“Sono stato vittima di un teorema che doveva mortificare lo Stato e un suo uomo. Sono stato volutamente additato ad emblema di una trattativa inesistente, relegato perciò per anni in un angolo. Non mi invitavano più neanche al Senato”. A dirlo, in un’intervista a La Repubblica, l’ex ministro dell’Interno Nicola Mancino, assolto in primo grado dall’accusa di falsa testimonianza nell’ambito del processo sulla presunta trattativa Stato-Mafia. L’accusa non fece ricorso in appello. “Alla fine mi è stata resa giustizia. Ma che sofferenza!”, racconta.

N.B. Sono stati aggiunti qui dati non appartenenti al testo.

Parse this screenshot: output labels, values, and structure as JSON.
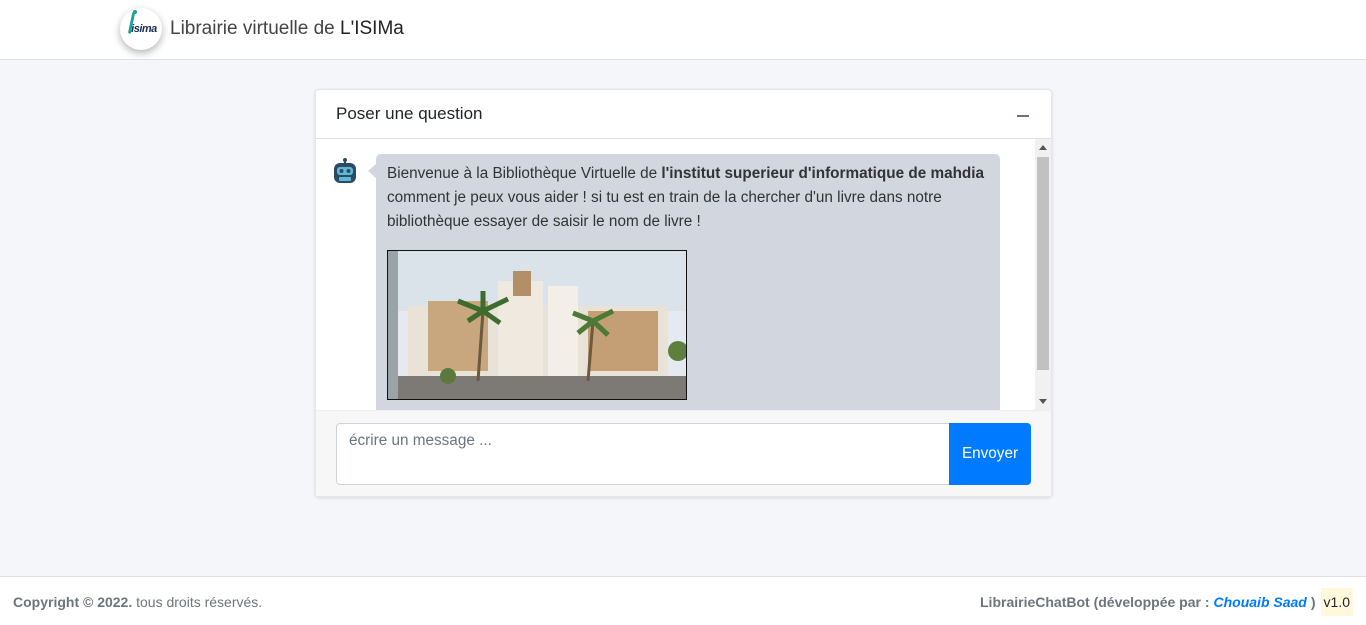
{
  "navbar": {
    "logo_text": "isima",
    "title_prefix": "Librairie virtuelle de ",
    "title_strong": "L'ISIMa"
  },
  "chat": {
    "header_title": "Poser une question",
    "bot_message": {
      "part1": "Bienvenue à la Bibliothèque Virtuelle de ",
      "bold": "l'institut superieur d'informatique de mahdia",
      "part2": " comment je peux vous aider ! si tu est en train de la chercher d'un livre dans notre bibliothèque essayer de saisir le nom de livre !"
    },
    "input_placeholder": "écrire un message ...",
    "send_label": "Envoyer"
  },
  "footer": {
    "copyright_bold": "Copyright © 2022.",
    "copyright_rest": " tous droits réservés.",
    "app_name": "LibrairieChatBot",
    "dev_prefix": "(développée par :",
    "author": "Chouaib Saad",
    "dev_suffix": ")",
    "version": "v1.0"
  },
  "colors": {
    "primary": "#007bff",
    "bubble": "#d2d6de",
    "page_bg": "#f4f6f9"
  }
}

“Attentati ai giudici non prevedibili”
Nell’estate del 1992 “lo Stato venne colto di sorpresa – spiega -. Col senno di poi dobbiamo ammettere che non era preparato. Dobbiamo aggiungere che da allora la lotta alla mafia è stata efficace”. Per Mancino gli attentati a Falcone e Borsellino “erano eventi non prevedibili”. E alla domanda su cosa abbia provato quando ha saputo dell’esito della sentenza Stato-mafia, Mancino risponde: “Ho pensato che il verdetto cancellava d’un colpo ciò che la Procura di Palermo aveva costruito in dieci anni di indagini. È crollato un intero castello d’accusa”.